We consider the FISTA algorithm introduced in:
A. Beck and M. Teboulle, "A Fast Iterative Shrinkage-Thresholding Algorithm for Linear Inverse Problems", SIAM Journal on Imaging Sciences, 2009.
More precisely, we consider a slightly modified version of FISTA, whose convergence is proved, see A. Chambolle and C. Dossal, "On the convergence of the iterates of "FISTA"", preprint, 2015.
Given an initial estimate $x^{(0)}$ of the solution and a parameter $a>2$, the algorithm sets $\gamma=1/\beta$, sets $z^{(0)}=x^{(0)} \in \RR^N$, and iterates, for $k=1,2,\ldots$ $$ x^{(k)} = \text{prox}_{\ga g}\pa{ z^{(k-1)} - \ga \nabla f( z^{(k-1)} ) }. $$ $$ \alpha_k=(k-1)/(k+a) $$ $$ z^{(k)} = x^{(k)} + \alpha_k \pa{ x^{(k)} - x^{(k-1)} } $$
It is proved that the iterates $x^{(k)}$ converge to a solution $x^\star$ of the problem. Moreover, the optimal convergence rate for this class of problems is reached, namely $$ E_k - E^\star = O(1/k^2), $$ whereas the convergence rate for the normal forward-backward is only $O(1/k)$.

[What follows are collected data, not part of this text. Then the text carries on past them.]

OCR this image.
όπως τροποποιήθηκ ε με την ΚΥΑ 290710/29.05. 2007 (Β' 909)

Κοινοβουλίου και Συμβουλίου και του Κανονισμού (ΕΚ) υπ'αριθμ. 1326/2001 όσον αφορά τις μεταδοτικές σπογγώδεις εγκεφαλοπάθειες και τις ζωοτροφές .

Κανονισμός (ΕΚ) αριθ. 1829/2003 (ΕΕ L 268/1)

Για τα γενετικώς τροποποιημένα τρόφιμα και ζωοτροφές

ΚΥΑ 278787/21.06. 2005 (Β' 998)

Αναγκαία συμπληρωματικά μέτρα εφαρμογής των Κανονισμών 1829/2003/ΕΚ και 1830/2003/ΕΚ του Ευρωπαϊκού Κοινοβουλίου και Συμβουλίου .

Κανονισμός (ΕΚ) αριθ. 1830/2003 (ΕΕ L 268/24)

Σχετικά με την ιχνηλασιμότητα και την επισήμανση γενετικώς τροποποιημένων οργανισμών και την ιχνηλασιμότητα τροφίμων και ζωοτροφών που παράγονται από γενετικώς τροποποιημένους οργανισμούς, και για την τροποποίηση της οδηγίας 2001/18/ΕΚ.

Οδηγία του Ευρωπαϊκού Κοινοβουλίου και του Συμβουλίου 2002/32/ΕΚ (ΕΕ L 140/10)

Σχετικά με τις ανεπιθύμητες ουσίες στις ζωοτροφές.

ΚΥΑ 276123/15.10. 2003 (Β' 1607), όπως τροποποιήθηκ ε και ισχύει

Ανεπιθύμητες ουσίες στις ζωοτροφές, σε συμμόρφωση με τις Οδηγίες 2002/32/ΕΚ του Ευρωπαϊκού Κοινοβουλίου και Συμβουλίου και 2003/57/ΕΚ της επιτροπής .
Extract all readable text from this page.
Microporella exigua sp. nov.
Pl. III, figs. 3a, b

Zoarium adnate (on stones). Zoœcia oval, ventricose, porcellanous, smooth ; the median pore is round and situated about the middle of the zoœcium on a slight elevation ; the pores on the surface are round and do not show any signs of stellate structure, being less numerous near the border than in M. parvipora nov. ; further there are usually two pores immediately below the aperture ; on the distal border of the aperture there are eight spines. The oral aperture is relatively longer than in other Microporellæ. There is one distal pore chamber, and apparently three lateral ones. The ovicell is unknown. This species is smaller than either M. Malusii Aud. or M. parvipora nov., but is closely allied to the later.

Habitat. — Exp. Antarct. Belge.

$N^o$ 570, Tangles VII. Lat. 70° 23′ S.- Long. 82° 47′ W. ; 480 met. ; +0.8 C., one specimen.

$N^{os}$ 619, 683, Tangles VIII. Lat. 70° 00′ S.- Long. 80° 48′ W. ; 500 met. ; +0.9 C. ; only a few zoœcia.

Note the difference between the over-relaxed forward-backward and the accelerated forward-backward: the later is based on an inertia mechanism, of different nature than over-relaxation.
gamma = 1/beta
nbiter = 1700
a = 10
x = y
En_array_fista = zeros(nbiter + 1)
En_array_fista[1] = vecnorm(opA(x) - y)^2/2 + Lambda*maximum(sum(abs(x), 1))
z = x
for iter in 1 : nbiter
xprevious = x
x = prox_gamma_g(z - gamma.*grad_f(z), gamma, Lambda)
alpha = iter/(iter + 1 + a)
z = x + alpha .* (x - xprevious)
En_array_fista[iter + 1] = norm(opA(x) - y)^2/2 + Lambda*maximum(sum(abs(x), 1))
end
x_restored = x
1024-element Array{Float64,1}: 0.0 0.0 0.0 0.0 0.0 0.0 0.0 0.0 0.0 0.0 0.0 0.0 0.0 ⋮ 0.0 0.0 0.0 0.0 0.0 0.0 0.0 0.0 0.0 0.0 0.0 0.0
plot(log10((En_array[1 : 1700] - En_array[end])./(En_array[1] - En_array[end])))
plot(log10((En_array_overrelaxed[1 : 1700] - En_array[end])./(En_array[1] - En_array[end])))
plot(log10((abs(En_array_fista[1 : 1700] - En_array[end]))./(En_array[1] - En_array[end])))
1-element Array{Any,1}: PyObject <matplotlib.lines.Line2D object at 0x0000000023D13748>
We can note that the accelerated forward-backward is not monotonic: the cost function E is not decreasing along with the iterations and some oscillations are present.